Feb. 25th, 2004

jakebe: (Default)
[livejournal.com profile] skyfox was driving me to see him in a production of "Footloose" some time ago when I heard none other than John Tesh use this to describe music on his radio show. I don't know why, but he's become cool for me in the kitsch way that Tom Jones and Neil Diamond are cool. Completely square but totally comfortable. Rock on, John.

I've been getting more and more into soft melodic music; the new stuff from Sarah McLachlan has blown me away, completely. I also got my first taste of Norah Jones via VH1 and really liked what I heard. When I'm not quite so broke I'll have to see if I can score a copy of "Come Away With Me" or "Feels Like Home." I've also been listening to a lot of Ani Difranco and Nelly Furtado, even though she's not exactly mellow. Oh, and Loreena McKennitt. For some reason, McKennitt's a really good bellows the fires of imagination. Like Enya. Man, I must be needing estrogen something bad. :)

When I get into quiet, melancholic, contemplative moods I notice that my tastes in music changes drastically. In addition to my own personal Lilith Fair I've been listening to the K-Pax Soundtrack and "Everything In It's Right Place," a collection of Radiohead music re-imagined for solo piano by Christopher Whaley. "Let Down" is my personal favorite.
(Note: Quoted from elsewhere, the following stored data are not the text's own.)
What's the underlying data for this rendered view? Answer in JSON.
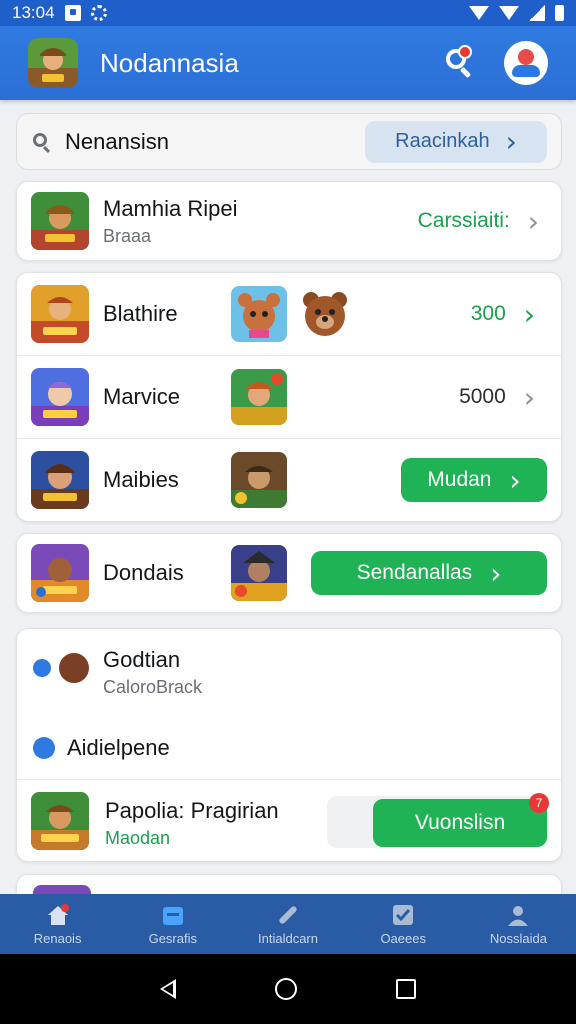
{
  "status": {
    "time": "13:04"
  },
  "appbar": {
    "title": "Nodannasia"
  },
  "search": {
    "value": "Nenansisn",
    "action_label": "Raacinkah"
  },
  "list1": {
    "title": "Mamhia Ripei",
    "subtitle": "Braaa",
    "action": "Carssiaiti:"
  },
  "list2": [
    {
      "title": "Blathire",
      "value": "300"
    },
    {
      "title": "Marvice",
      "value": "5000"
    },
    {
      "title": "Maibies",
      "button": "Mudan"
    }
  ],
  "list3": {
    "title": "Dondais",
    "button": "Sendanallas"
  },
  "section": {
    "group_title": "Godtian",
    "group_subtitle": "CaloroBrack",
    "sub_heading": "Aidielpene",
    "item_title": "Papolia: Pragirian",
    "item_sub": "Maodan",
    "item_button": "Vuonslisn",
    "badge": "7"
  },
  "bottom_nav": [
    {
      "label": "Renaois"
    },
    {
      "label": "Gesrafis"
    },
    {
      "label": "Intialdcarn"
    },
    {
      "label": "Oaeees"
    },
    {
      "label": "Nosslaida"
    }
  ],
  "colors": {
    "primary": "#2b6fd6",
    "green": "#1fb356",
    "nav": "#2a5ca6"
  }
}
I've been riding this wave that takes me between the feeling that nothing matters, and all action I take is futile to this surge of emotion that can only be described as the optimism of doing your best no matter whether it's hopeless or not. There's this conflict between "Why bother?" and "I *have* to." that always surprises me. It's nice to know I still feel deeply.

The collection agency called me again at work today, even though I've been trying to get a hold of *them* for the past week now. I now have another number to try along with a personal extention, so that's progress. My tax refund still hasn't shown in my bank account. I'm hoping against hope that this will all be sorted out and I'll be able to save it; we belong together, after all.

In the meantime, I'm hunkering down for some extremely lean living all month. I'm not exactly in dire straits, but it's more "how to live on $20 a week" type stuff that's good to know and not really have a problem with pulling off. Besides, I'm saving up to go to a freaking convention, so it's all voluntary...more or less. ;)

Adric came to me with the answer to the 'bosomy hills of Iowa' question. <:) I shall buy him cookies at some point. Sometimes I think I...ignore him a bit much, but really he just has bad timing. <:) I'll make an effort to go visit him. Oh, and Delphi, a night with you, in a dimly lit room, with hot buttered jazz playing in the background...sounds like a treat. ;) Let me know what time is good for you. And that's it. I *think* my mental/vocal diarrhea is stemmed for now. Well...maybe not. Maybe it's just me, but I don't really think of melancholy as a bad thing, though...I suppose it is. I've gotten so used to it being around that I'm just as content when I'm down as I am when I'm up. If that makes any sense. It's like...I very very rarely get actually depressed these days; maybe it's more...wistful, or down, or...heavy, still, quiet. I feel like a rainy day.